Sure! It works with a grayscale 128 (I use one myself), and it shouldn’t interfere with Tidal.
You’ll want to check out not the master branch, but the windowsCanMove branch, which I’m currently working on. (It already works, I’m just making it better.)
The St (state) type includes the following field:
_stWindowLayers :: Map MonomeId
[ ( (X,Y) -- ^ the top-left corner
, Window app ) ]
The MonomeId type is just an enum for my three monomes. You can change it to whatever you want. Currently it’s this:
data MonomeId = Monome_256 | Monome_128 | Monome_old
(My Monome_old is also a 256.)
Note that monome coordinates are like CGI coordinates: (0,0) is the top-left, and they increase as you go down or right.
Montevideo.Monome.Main defines where the windows are on each monome.
I should note that this design is going to change a little. If you check out this commit:
you won’t have to deal with those changes. The upcoming changes will be to give each “keyboard window” (there are also a Shift window to shift the keys, a Sustain window that functions kind of like a piano sustain pedal, and windows for changing parameter values) separable timbres and sustain facilities.
You get your choice of which windows to use, and where.

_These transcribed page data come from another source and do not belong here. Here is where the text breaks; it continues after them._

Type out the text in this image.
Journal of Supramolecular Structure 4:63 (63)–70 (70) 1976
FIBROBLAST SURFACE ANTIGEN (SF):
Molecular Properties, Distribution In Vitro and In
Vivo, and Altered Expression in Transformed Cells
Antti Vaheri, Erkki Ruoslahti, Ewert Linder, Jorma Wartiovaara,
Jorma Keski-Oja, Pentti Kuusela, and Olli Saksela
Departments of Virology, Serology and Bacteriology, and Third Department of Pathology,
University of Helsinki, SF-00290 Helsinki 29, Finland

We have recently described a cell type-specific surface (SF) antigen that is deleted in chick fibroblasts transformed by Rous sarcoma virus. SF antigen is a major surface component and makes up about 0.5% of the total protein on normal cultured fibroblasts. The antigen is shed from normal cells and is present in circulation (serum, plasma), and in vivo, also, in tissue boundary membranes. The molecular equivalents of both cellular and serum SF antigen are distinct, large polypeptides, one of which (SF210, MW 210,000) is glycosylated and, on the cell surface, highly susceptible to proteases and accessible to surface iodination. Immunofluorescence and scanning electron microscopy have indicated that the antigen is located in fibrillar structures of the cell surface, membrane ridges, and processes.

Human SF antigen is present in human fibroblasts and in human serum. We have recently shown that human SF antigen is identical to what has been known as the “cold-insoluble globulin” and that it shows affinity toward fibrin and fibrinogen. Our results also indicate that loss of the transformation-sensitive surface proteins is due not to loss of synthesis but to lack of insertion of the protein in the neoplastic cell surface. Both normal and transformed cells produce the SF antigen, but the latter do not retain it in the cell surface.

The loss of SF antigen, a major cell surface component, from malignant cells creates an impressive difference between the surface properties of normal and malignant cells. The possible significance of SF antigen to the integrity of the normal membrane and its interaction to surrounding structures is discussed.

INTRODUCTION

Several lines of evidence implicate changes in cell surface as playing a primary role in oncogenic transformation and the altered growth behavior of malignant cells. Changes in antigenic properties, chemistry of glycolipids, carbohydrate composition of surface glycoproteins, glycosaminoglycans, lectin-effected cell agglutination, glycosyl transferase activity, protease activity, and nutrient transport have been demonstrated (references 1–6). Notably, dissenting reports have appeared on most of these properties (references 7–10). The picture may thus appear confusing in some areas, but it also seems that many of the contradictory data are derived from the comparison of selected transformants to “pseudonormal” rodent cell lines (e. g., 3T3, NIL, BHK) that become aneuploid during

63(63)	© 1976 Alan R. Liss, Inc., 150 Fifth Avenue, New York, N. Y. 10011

See Montevideo.Monome.Main’s edoMonome function for how I set the values of stWindowLayers and edoKeyboards.
You could modify the code if you wanted to make it so that most of the time, most of the area of your 128 is the keyboard, but sometimes it instead lets you control the parameters of the synth. (Currently I put a keyboard window on the two 256s and use the 128 for parameter control. That’s how you’ll find the code when you clone the repo.)